Tick
Warning Contributed
by Tom of Pasadena, CA
It's the scam of
the summer! If someone comes to your front door saying they are checking
for ticks due to the warm weather and asks you to take your clothes off
and dance around with your arms up, DO NOT DO IT! THIS IS A SCAM!!
They only want to
see you dance naked.

I wish I'd gotten
this yesterday
... I feel so stupid.
Fake
Noodle Contributed
by Melba of Covina, CA
Q: what do you call
a fake noodle?

A: an Impasta!
A.A.A.D.D. Contributed
by Linda Belle of Whittier, CA
Age-Activated Attention
Deficit Disorder. KNOW THE SYMPTOMS!
Thank goodness there's a name for this disorder.
This is how it manifests:

I decide to water
my garden. As I turn on the hose in the driveway, I look over at my car
and decide it needs washing. As I start toward the garage, I notice mail
on the porch table that I brought up from the mail box earlier. I decide
to go through the mail before I wash the car. I lay my car keys on the
table, put the junk mail in the garbage can under the table, and notice
that the can is full.

So, I decide to put
the bills back on the table and take out the garbage first ... but then
I think, since I'm going to be near the mailbox when I take out the garbage
anyway, I may as well pay the bills first.
I take my check book
off the table, and see that there is only one check left.
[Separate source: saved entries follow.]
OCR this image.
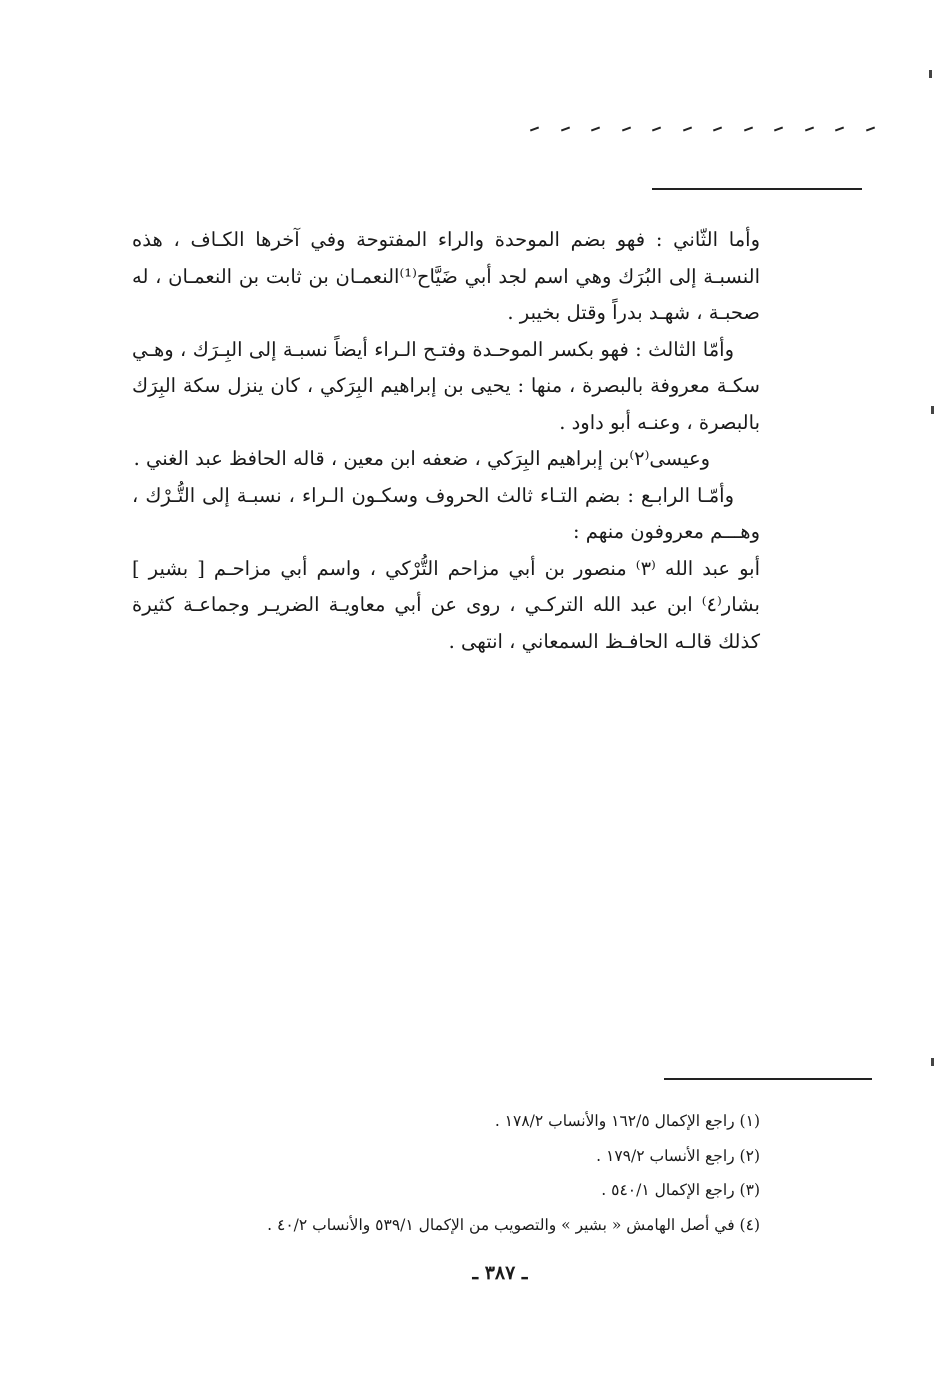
وأما الثّاني : فهو بضم الموحدة والراء المفتوحة وفي آخرها الكـاف ، هذه النسبـة إلى البُرَك وهي اسم لجد أبي ضَيَّاح⁽¹⁾النعمـان بن ثابت بن النعمـان ، له صحبـة ، شهـد بدراً وقتل بخيبر .

وأمّا الثالث : فهو بكسر الموحـدة وفتـح الـراء أيضاً نسبـة إلى البِـرَك ، وهـي سكـة معروفة بالبصرة ، منها : يحيى بن إبراهيم البِرَكي ، كان ينزل سكة البِرَك بالبصرة ، وعنـه أبو داود .

وعيسى⁽٢⁾بن إبراهيم البِرَكي ، ضعفه ابن معين ، قاله الحافظ عبد الغني .

وأمّـا الرابـع : بضم التـاء ثالث الحروف وسكـون الـراء ، نسبـة إلى التُّـرْك ، وهـــم معروفون منهم :

أبو عبد الله ⁽٣⁾ منصور بن أبي مزاحم التُّرْكي ، واسم أبي مزاحـم [ بشير ] بشار⁽٤⁾ ابن عبد الله التركـي ، روى عن أبي معاويـة الضريـر وجماعـة كثيرة كذلك قالـه الحافـظ السمعاني ، انتهى .

(١) راجع الإكمال ١٦٢/٥ والأنساب ١٧٨/٢ .

(٢) راجع الأنساب ١٧٩/٢ .

(٣) راجع الإكمال ٥٤٠/١ .

(٤) في أصل الهامش « بشير » والتصويب من الإكمال ٥٣٩/١ والأنساب ٤٠/٢ .

ـ ٣٨٧ ـ
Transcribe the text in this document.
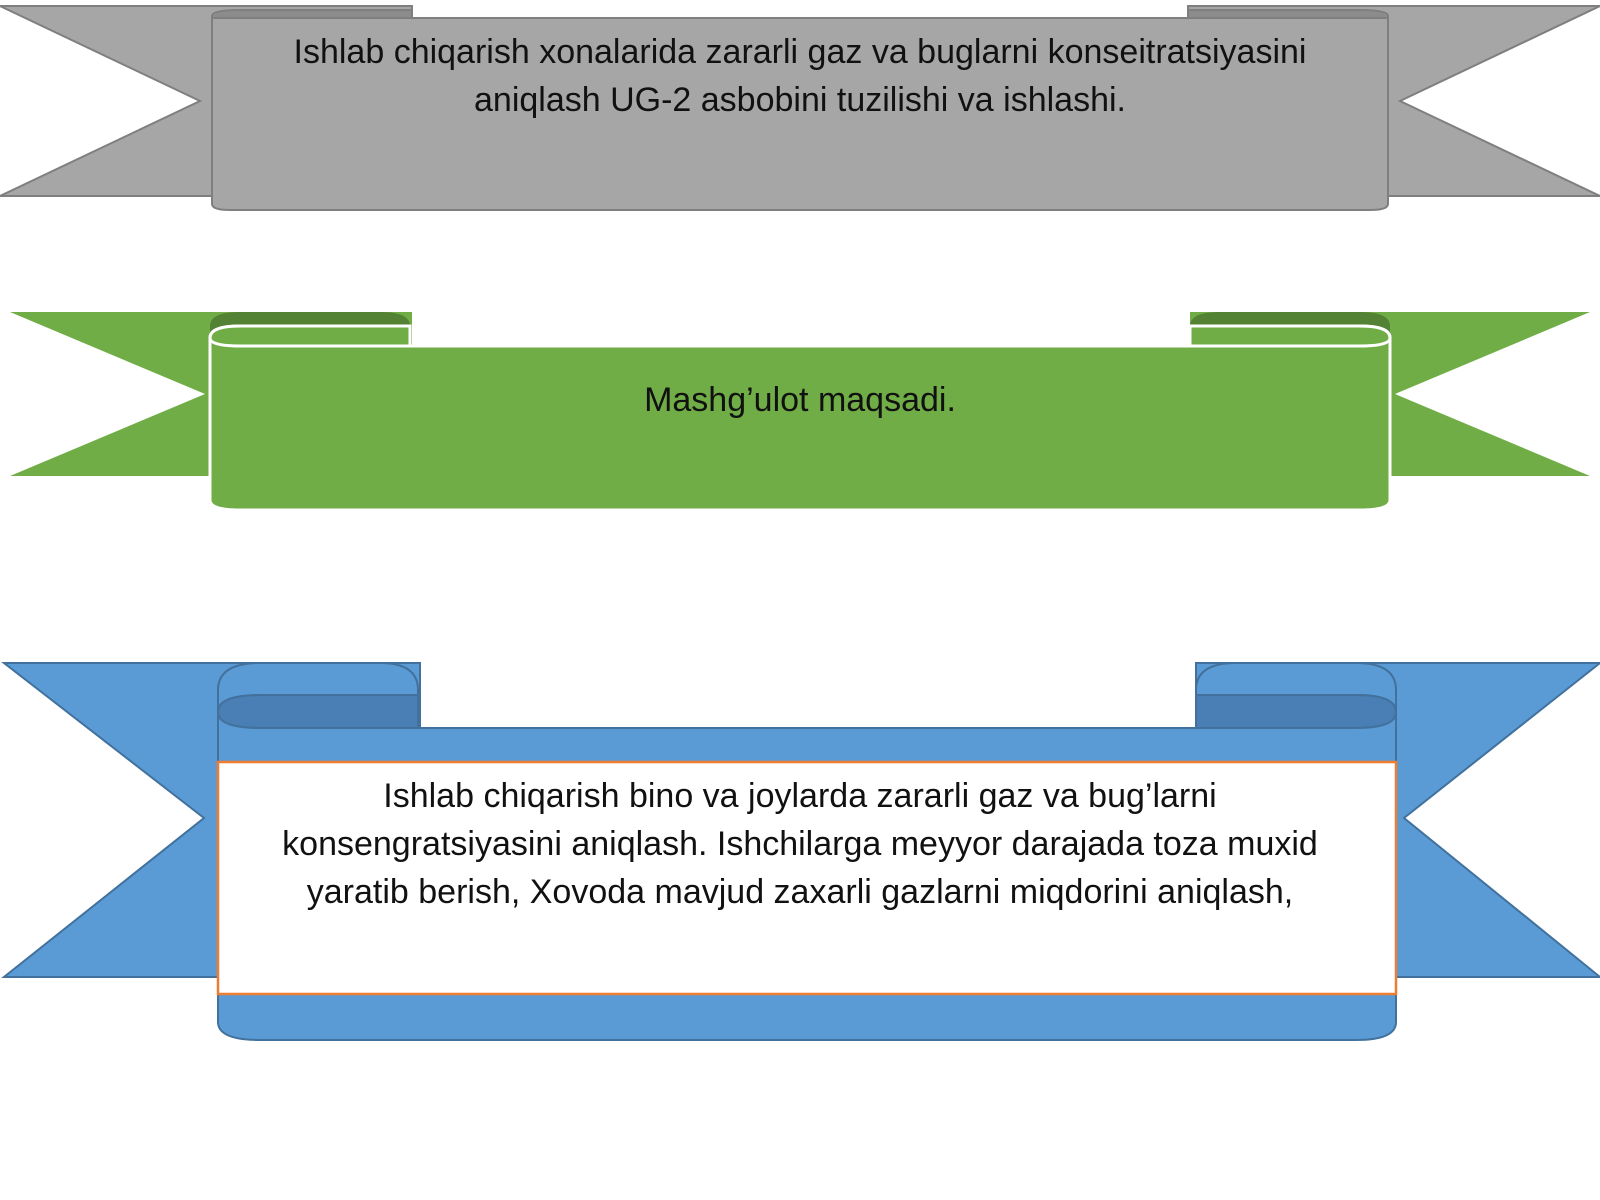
Ishlab chiqarish xonalarida zararli gaz va buglarni konseitratsiyasini aniqlash UG-2 asbobini tuzilishi va ishlashi.

Mashg’ulot maqsadi.

Ishlab chiqarish bino va joylarda zararli gaz va bug’larni konsengratsiyasini aniqlash. Ishchilarga meyyor darajada toza muxid yaratib berish, Xovoda mavjud zaxarli gazlarni miqdorini aniqlash,
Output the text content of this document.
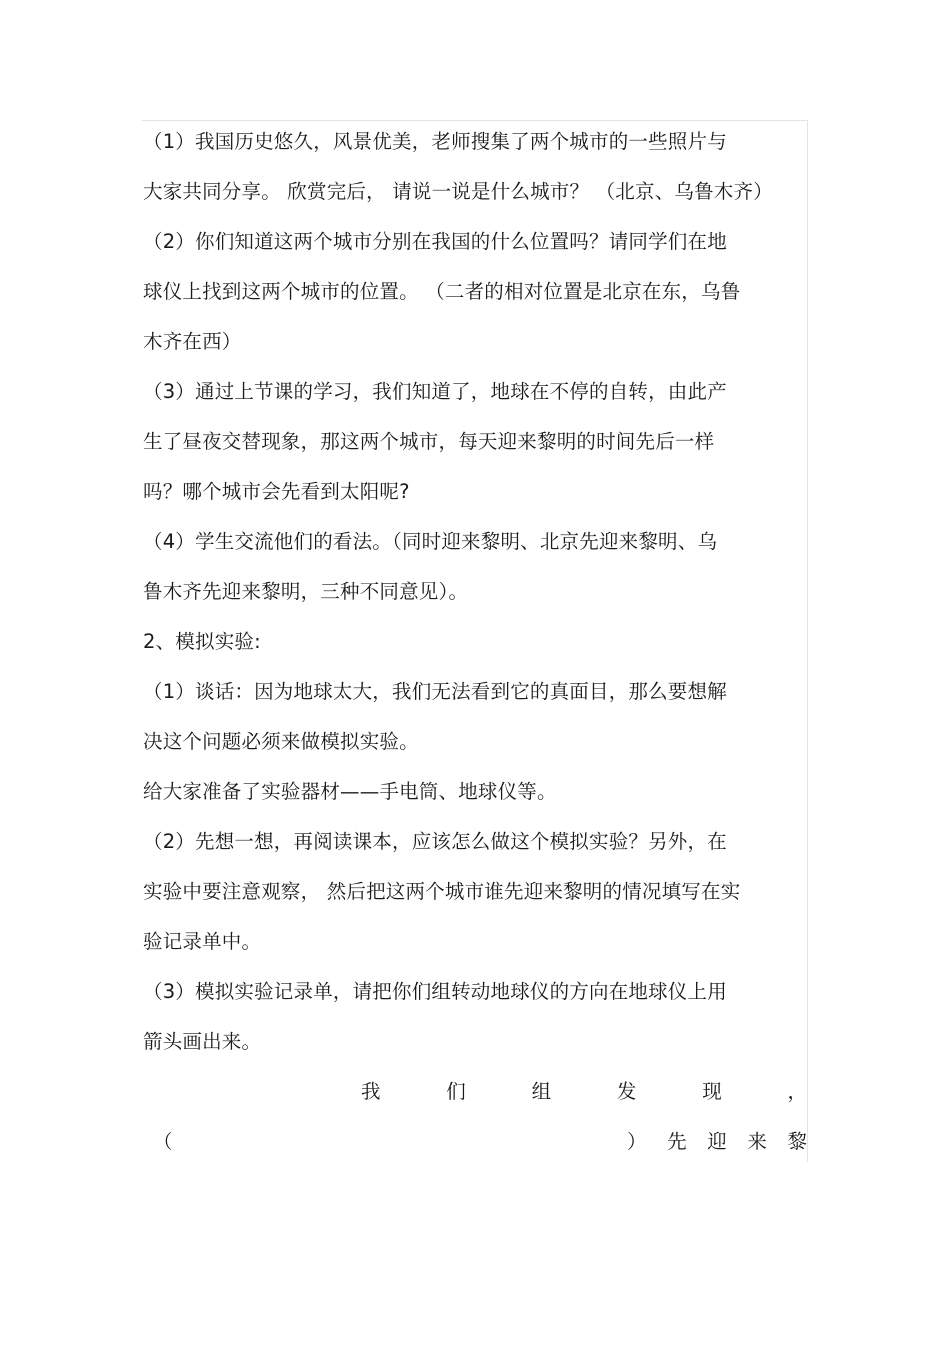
（1）我国历史悠久，风景优美，老师搜集了两个城市的一些照片与
大家共同分享。 欣赏完后， 请说一说是什么城市？ （北京、乌鲁木齐）
（2）你们知道这两个城市分别在我国的什么位置吗？请同学们在地
球仪上找到这两个城市的位置。 （二者的相对位置是北京在东，乌鲁
木齐在西）
（3）通过上节课的学习，我们知道了，地球在不停的自转，由此产
生了昼夜交替现象，那这两个城市，每天迎来黎明的时间先后一样
吗？哪个城市会先看到太阳呢?
（4）学生交流他们的看法。（同时迎来黎明、北京先迎来黎明、乌
鲁木齐先迎来黎明，三种不同意见）。
2、模拟实验:
（1）谈话：因为地球太大，我们无法看到它的真面目，那么要想解
决这个问题必须来做模拟实验。
给大家准备了实验器材——手电筒、地球仪等。
（2）先想一想，再阅读课本，应该怎么做这个模拟实验？另外，在
实验中要注意观察， 然后把这两个城市谁先迎来黎明的情况填写在实
验记录单中。
（3）模拟实验记录单，请把你们组转动地球仪的方向在地球仪上用
箭头画出来。
我	们	组	发	现	，
（	） 先 迎 来 黎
My extra checks
are in my desk in the study, so I go inside the house to my desk where
I find the can of soda I'd been drinking.

I'm going to look
for my checks but first I need to push the soda aside so that I don't
accidentally knock it over. The soda is getting warm, and I decide to
put it in the refrigerator to keep it cold. As I head toward the kitchen
with the soda, a vase of flowers on the counter catches my eye --- they
need water. I put the soda on the counter and discover my reading glasses
that I've been searching for all morning. I decide I better put them back
on my desk, but first I'm going to water the flowers.
I set the glasses
back down on the counter, fill a container with water and suddenly spot
the TV remote. Someone left it on the kitchen table. I realize that tonight
when we go to watch TV, I'll be looking for the remote. But I won't remember
that it's on the kitchen table, so I decide to put it back in the den
where it belongs. But first I'll water the flowers.
I pour some water
in the flowers, but quite a bit of it spills on the floor. So, I set the
remote back on the table, get some towels and wipe up the spill. Then,
I head down the hall trying to remember what I was planning to do.

At the end of the
day:
The car isn't washed,
the bills aren't paid,
there is a warm can of soda sitting on the counter,
the flowers don't have enough water,
there is still only 1 check in my check book,
I can't find the remote,
I can't find my glasses,
and I don't remember what I did with the car keys.
Then, when I try to
figure out why nothing got done today, I'm really baffled because I know
I was busy all day, and I'm really tired.
I realize this is
a serious problem, and I'll try to get some help for it, but first I'll
check my e-mail ....

Do me a favor. Forward
this message to everyone you know because I don't remember who I've sent
it to. Don't laugh -- if this isn't you yet, your day is coming!
P.S. I don't remember who sent it to me, so if it was you, I'm sorry.